Wednesday 10 March 2021 | 19:30 |
Louis Schwizgebel | Piano |
Former BBC New Generation Artist Louis Schwizgebel is a pianist of rare and refined skills. He brings music from three piano traditions to his Queen Elizabeth Hall recital.
In his sets of Etudes Tableaux (Study Pictures), Sergei Rachmaninov set out to create ‘musical evocations of external visual stimuli.’
The results are not so much pictures in music as meticulously crafted films in miniature.
Op.33 brings us snowstorms and moonlit evenings. Op.39 goes even deeper, expressing inconsolable grief and spirited dreams.

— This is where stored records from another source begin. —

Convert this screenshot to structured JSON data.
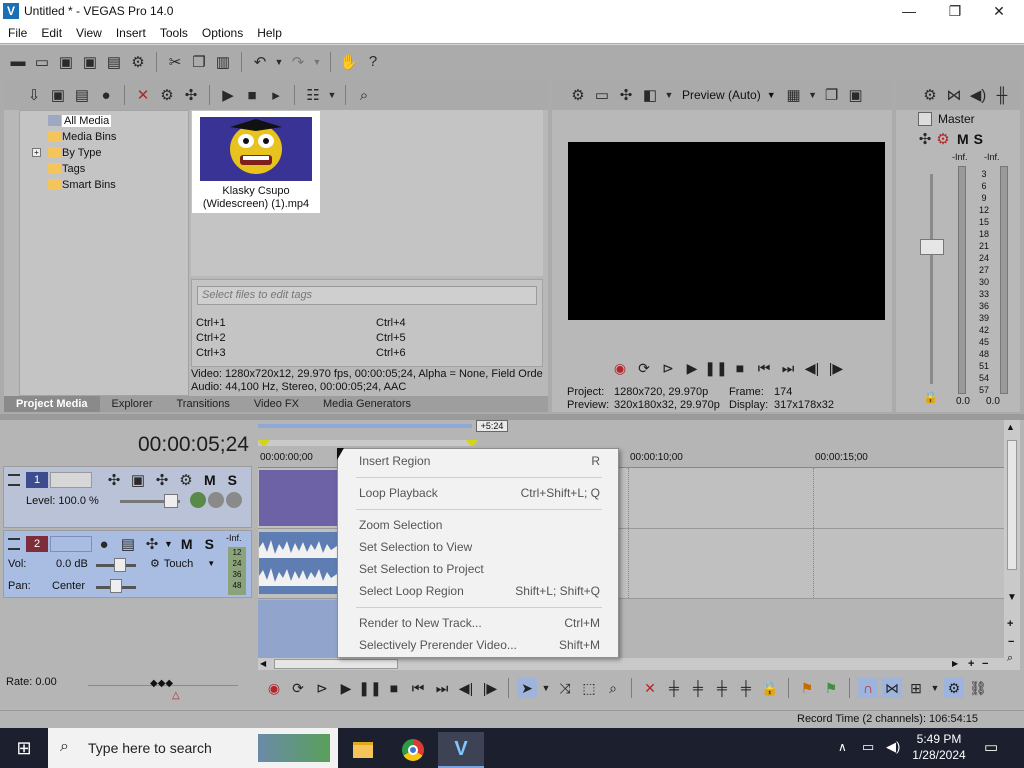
{
  "window": {
    "title": "Untitled * - VEGAS Pro 14.0",
    "logo_letter": "V",
    "minimize": "—",
    "maximize": "❐",
    "close": "✕"
  },
  "menu": [
    "File",
    "Edit",
    "View",
    "Insert",
    "Tools",
    "Options",
    "Help"
  ],
  "media_panel": {
    "tree": [
      "All Media",
      "Media Bins",
      "By Type",
      "Tags",
      "Smart Bins"
    ],
    "tree_expander": "+",
    "media_file_line1": "Klasky Csupo",
    "media_file_line2": "(Widescreen) (1).mp4",
    "tag_placeholder": "Select files to edit tags",
    "shortcuts": [
      "Ctrl+1",
      "Ctrl+2",
      "Ctrl+3",
      "Ctrl+4",
      "Ctrl+5",
      "Ctrl+6"
    ],
    "info_video": "Video: 1280x720x12, 29.970 fps, 00:00:05;24, Alpha = None, Field Orde",
    "info_audio": "Audio: 44,100 Hz, Stereo, 00:00:05;24, AAC"
  },
  "panel_tabs": [
    "Project Media",
    "Explorer",
    "Transitions",
    "Video FX",
    "Media Generators"
  ],
  "preview": {
    "mode": "Preview (Auto)",
    "project_label": "Project:",
    "project_value": "1280x720, 29.970p",
    "preview_label": "Preview:",
    "preview_value": "320x180x32, 29.970p",
    "frame_label": "Frame:",
    "frame_value": "174",
    "display_label": "Display:",
    "display_value": "317x178x32"
  },
  "master": {
    "title": "Master",
    "m": "M",
    "s": "S",
    "inf_left": "-Inf.",
    "inf_right": "-Inf.",
    "scale": [
      "3",
      "6",
      "9",
      "12",
      "15",
      "18",
      "21",
      "24",
      "27",
      "30",
      "33",
      "36",
      "39",
      "42",
      "45",
      "48",
      "51",
      "54",
      "57"
    ],
    "bottom_left": "0.0",
    "bottom_right": "0.0"
  },
  "timeline": {
    "time": "00:00:05;24",
    "region_tag": "+5:24",
    "ruler": [
      "00:00:00;00",
      "00:00:10;00",
      "00:00:15;00"
    ],
    "video_track": {
      "number": "1",
      "level_label": "Level: 100.0 %",
      "m": "M",
      "s": "S"
    },
    "audio_track": {
      "number": "2",
      "vol_label": "Vol:",
      "vol_value": "0.0 dB",
      "pan_label": "Pan:",
      "pan_value": "Center",
      "touch": "Touch",
      "m": "M",
      "s": "S",
      "meter_inf": "-Inf.",
      "meter_scale": [
        "12",
        "24",
        "36",
        "48"
      ]
    }
  },
  "context_menu": [
    {
      "label": "Insert Region",
      "shortcut": "R"
    },
    {
      "label": "Loop Playback",
      "shortcut": "Ctrl+Shift+L; Q"
    },
    {
      "label": "Zoom Selection",
      "shortcut": ""
    },
    {
      "label": "Set Selection to View",
      "shortcut": ""
    },
    {
      "label": "Set Selection to Project",
      "shortcut": ""
    },
    {
      "label": "Select Loop Region",
      "shortcut": "Shift+L; Shift+Q"
    },
    {
      "label": "Render to New Track...",
      "shortcut": "Ctrl+M"
    },
    {
      "label": "Selectively Prerender Video...",
      "shortcut": "Shift+M"
    }
  ],
  "bottom": {
    "rate": "Rate: 0.00",
    "record_time": "Record Time (2 channels): 106:54:15"
  },
  "taskbar": {
    "search_placeholder": "Type here to search",
    "time": "5:49 PM",
    "date": "1/28/2024"
  }
}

Never has the word ‘study’ been more inappropriate – this is music that fills its small worlds with emotion.
The same can be said of Schumann’s Etudes Symphoniques (Symphonic Studies), the set a deep reflection on a tune associated with one of the composer’s early loves.
The music contains Schumann’s intimate thoughts and outward desires, taking in both the introvert and extrovert sides of his personality. It grows in symphonic stature as it proceeds.
Louis Schwizgebel, an articulate young pianist from Switzerland, plays the version of the work with the five deleted variation movements restored.
He begins his recital with Debussy, a pianist who dreamed of hammerless pianos able to conjure up the sensual and suggestive world of impressionistic paintings.